Jacques Labillardière described the button everlasting as Helichrysum scorpioides in 1806 from a specimen collected in Tasmania. The large genus Helichrysum was long recognised as polyphyletic and many of its members have been transferred to new genera. Botanist Paul Graham Wilson erected the new genus Coronidium for 17 species of daisy of the eastern states of Australia, and it was given its new name of C. scorpioides in 2008. Wilson suspects there may be several species within C. scorpioides as currently defined, but deferred formally splitting them when revising the genus.

Description

The button everlasting is a herbaceous perennial plant that grows to 20–50 cm (8–19.5 in) high from a woody rootstock. The woolly stems rise vertically and are unbranched, and are topped by the yellow flowerheads in spring.

Distribution and habitat

Coronidium scorpioides is found from the Gibraltar Range in northern New South Wales, south through the eastern part of the state into Victoria and southeastern South Australia as well as Tasmania.
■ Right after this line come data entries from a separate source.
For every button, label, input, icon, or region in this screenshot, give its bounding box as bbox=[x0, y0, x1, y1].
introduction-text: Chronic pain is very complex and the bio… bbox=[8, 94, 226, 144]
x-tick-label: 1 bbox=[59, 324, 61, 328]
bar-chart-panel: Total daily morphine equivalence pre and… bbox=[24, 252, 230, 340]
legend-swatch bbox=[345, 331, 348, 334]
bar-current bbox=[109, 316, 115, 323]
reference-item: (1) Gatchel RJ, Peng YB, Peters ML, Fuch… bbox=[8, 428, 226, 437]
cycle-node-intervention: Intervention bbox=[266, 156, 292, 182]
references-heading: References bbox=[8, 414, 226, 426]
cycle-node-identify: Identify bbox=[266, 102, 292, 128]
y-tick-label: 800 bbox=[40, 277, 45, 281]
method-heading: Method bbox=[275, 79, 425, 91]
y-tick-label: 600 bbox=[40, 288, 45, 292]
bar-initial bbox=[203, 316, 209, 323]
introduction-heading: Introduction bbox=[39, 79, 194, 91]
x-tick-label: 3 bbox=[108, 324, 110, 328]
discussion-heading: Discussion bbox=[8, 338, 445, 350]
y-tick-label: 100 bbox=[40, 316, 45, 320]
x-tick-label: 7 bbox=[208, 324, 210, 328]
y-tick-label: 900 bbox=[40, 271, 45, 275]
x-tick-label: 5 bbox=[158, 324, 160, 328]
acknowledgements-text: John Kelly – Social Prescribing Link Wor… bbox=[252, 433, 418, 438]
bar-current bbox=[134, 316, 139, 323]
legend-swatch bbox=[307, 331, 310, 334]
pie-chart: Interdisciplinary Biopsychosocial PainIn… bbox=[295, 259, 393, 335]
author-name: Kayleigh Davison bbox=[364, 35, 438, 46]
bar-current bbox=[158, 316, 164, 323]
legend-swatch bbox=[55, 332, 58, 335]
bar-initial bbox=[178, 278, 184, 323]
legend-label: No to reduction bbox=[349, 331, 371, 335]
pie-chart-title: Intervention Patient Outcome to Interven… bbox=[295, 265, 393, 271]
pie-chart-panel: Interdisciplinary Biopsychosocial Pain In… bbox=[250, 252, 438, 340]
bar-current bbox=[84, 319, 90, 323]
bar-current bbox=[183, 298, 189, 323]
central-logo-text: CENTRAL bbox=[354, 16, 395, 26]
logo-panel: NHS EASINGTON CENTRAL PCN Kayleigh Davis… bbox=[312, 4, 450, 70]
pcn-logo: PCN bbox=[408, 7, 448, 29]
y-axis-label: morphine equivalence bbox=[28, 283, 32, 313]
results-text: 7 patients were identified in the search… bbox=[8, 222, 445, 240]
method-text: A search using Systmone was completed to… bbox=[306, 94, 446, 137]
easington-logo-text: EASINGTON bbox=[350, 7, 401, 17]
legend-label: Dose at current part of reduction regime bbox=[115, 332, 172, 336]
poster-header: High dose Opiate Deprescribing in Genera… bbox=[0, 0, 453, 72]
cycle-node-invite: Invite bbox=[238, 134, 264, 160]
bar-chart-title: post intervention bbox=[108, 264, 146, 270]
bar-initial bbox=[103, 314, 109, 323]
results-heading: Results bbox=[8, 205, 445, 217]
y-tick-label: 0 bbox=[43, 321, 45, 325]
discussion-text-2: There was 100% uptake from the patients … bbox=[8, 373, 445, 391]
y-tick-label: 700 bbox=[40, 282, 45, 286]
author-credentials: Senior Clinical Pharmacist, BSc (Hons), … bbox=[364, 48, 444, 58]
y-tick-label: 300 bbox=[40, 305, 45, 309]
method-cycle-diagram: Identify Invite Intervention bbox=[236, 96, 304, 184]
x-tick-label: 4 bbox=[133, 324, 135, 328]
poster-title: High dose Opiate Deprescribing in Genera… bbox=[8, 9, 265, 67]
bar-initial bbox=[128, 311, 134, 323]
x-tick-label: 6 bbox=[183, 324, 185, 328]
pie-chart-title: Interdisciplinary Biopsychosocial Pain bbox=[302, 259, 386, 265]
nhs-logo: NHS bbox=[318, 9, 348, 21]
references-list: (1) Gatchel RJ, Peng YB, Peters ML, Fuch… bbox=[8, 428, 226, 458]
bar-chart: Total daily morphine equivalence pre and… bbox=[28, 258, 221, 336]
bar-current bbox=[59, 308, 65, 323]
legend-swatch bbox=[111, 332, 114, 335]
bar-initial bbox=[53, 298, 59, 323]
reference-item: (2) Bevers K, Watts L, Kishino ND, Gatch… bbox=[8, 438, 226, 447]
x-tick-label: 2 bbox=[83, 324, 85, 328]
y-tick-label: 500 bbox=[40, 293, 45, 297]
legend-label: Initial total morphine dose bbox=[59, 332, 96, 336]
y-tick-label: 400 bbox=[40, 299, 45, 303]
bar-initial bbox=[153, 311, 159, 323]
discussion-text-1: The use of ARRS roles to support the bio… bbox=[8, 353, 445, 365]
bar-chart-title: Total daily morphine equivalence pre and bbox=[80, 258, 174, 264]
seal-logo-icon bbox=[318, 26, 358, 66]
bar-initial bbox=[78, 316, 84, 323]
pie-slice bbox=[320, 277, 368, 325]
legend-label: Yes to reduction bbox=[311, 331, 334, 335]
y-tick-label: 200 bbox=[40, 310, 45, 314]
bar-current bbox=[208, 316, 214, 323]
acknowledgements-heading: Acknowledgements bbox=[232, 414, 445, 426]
It grows on heavier more fertile soils, such as brown clay or clay-loam, derived from basalt, or sandstone-shale, in open forest under such trees as narrow-leaved peppermint (Eucalyptus radiata), Sydney peppermint (E. piperita), brown barrel (E. fastigata), grey gum (E. punctata), manna gum (E. viminalis) or Blaxland's stringybark (E. blaxlandii), or in more open woodland under scribbly gum (Eucalyptus sclerophylla) and narrow-leaved apple (Angophora bakeri).

Ecology

Coronidium scorpioides resprouts after bushfire, some plants taking as little as 16 weeks to flower.